Se eu for ao Nepal, vou entrar no aeroporto de Guarulhos (ele mesmo um do tipo caixote), sair no aeroporto de Istambul, trocar de avião, sair no aeroporto de Nova Dehli, trocar de avião e, afinal, emergir no aeroporto de Katmandu. Lá, posso ver a cara de uma criancinha nepalesa me dando oi, respirar fundo, tentar entender que horas são, quanto tempo estive voando e me preparar psicologicamente para o país lá fora. Muito mais suave do que tomar um tapa de multiculturalismo quando mal dormi por duas noites e meu corpo está chorando de jet lag.

Esse não-lugar também ameniza dores de despedida. Se me despeço de alguém em um aeroporto e saio em outro 14 horas depois, por alguns minutos posso imaginar que não me despedi, não me desloquei, ainda posso voltar por aquela porta e ele estará lá. É como uma ilusão de que ir embora é algo reversível, de que um adeus foi apenas um até logo.

Salas de cinema têm um efeito parecido. Também são todas iguais, ou, se não são, não faz diferença porque a experiência de escuro e a tela enorme na frente é sempre a mesma. Também nelas é possível perder a noção de tempo e espaço, acreditar que não é maio de 2014, mas qualquer outro momento em que entrei na mesma sala. Um dia desses, saí de um filme e por um segundo achei que encontraria sentado no café alguém que foi embora seis meses atrás, por um segundo a uniformidade me confundiu e quase acreditei que era outubro de 2012 e aquilo era um primeiro encontro.

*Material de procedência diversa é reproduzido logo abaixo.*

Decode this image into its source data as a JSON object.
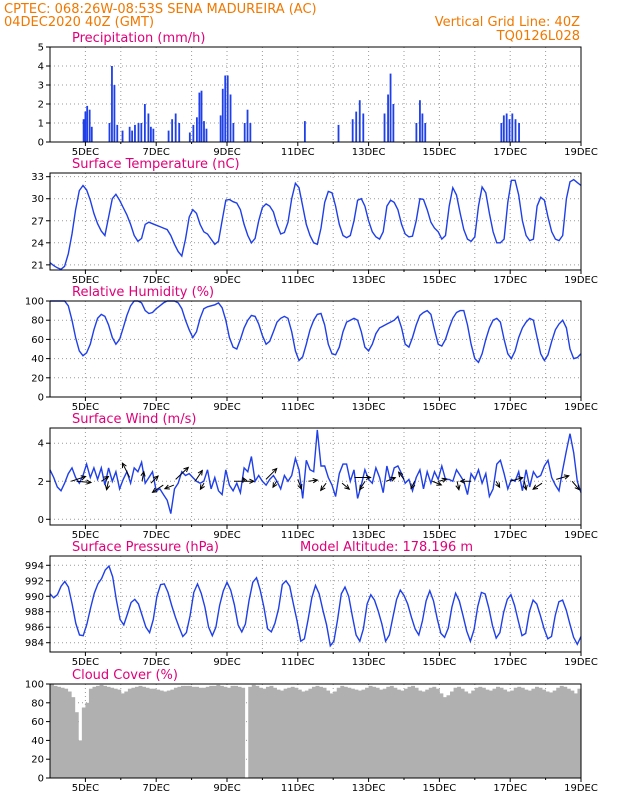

Acho útil poder ignorar a configuração das coisas às vezes. Acho útil que existam não-lugares no mundo, lugares assépticos e uniformes que servem apenas para que você se sinta em deslocamento, no meio de lugares, em lugar nenhum. Mas isso é apenas uma introdução, um amortecimento, porque essa coluna não é sobre aeroportos, muito pelo contrário.

É sobre o que acontece quando você passa da porta de vidro. Quando os cartazes estão escritos em línguas ininteligíveis e tudo que você tem é uma mochila, um cadastro do Couchsurfing e noções rudimentares de alfabeto cirílico que provavelmente nem vai chegar a usar. É claro que sempre podemos ser menos corajosos do que gostaríamos, mas quero pensar que é uma coluna sobre o que acontece quando a diversidade do mundo dá um tapa na sua cara.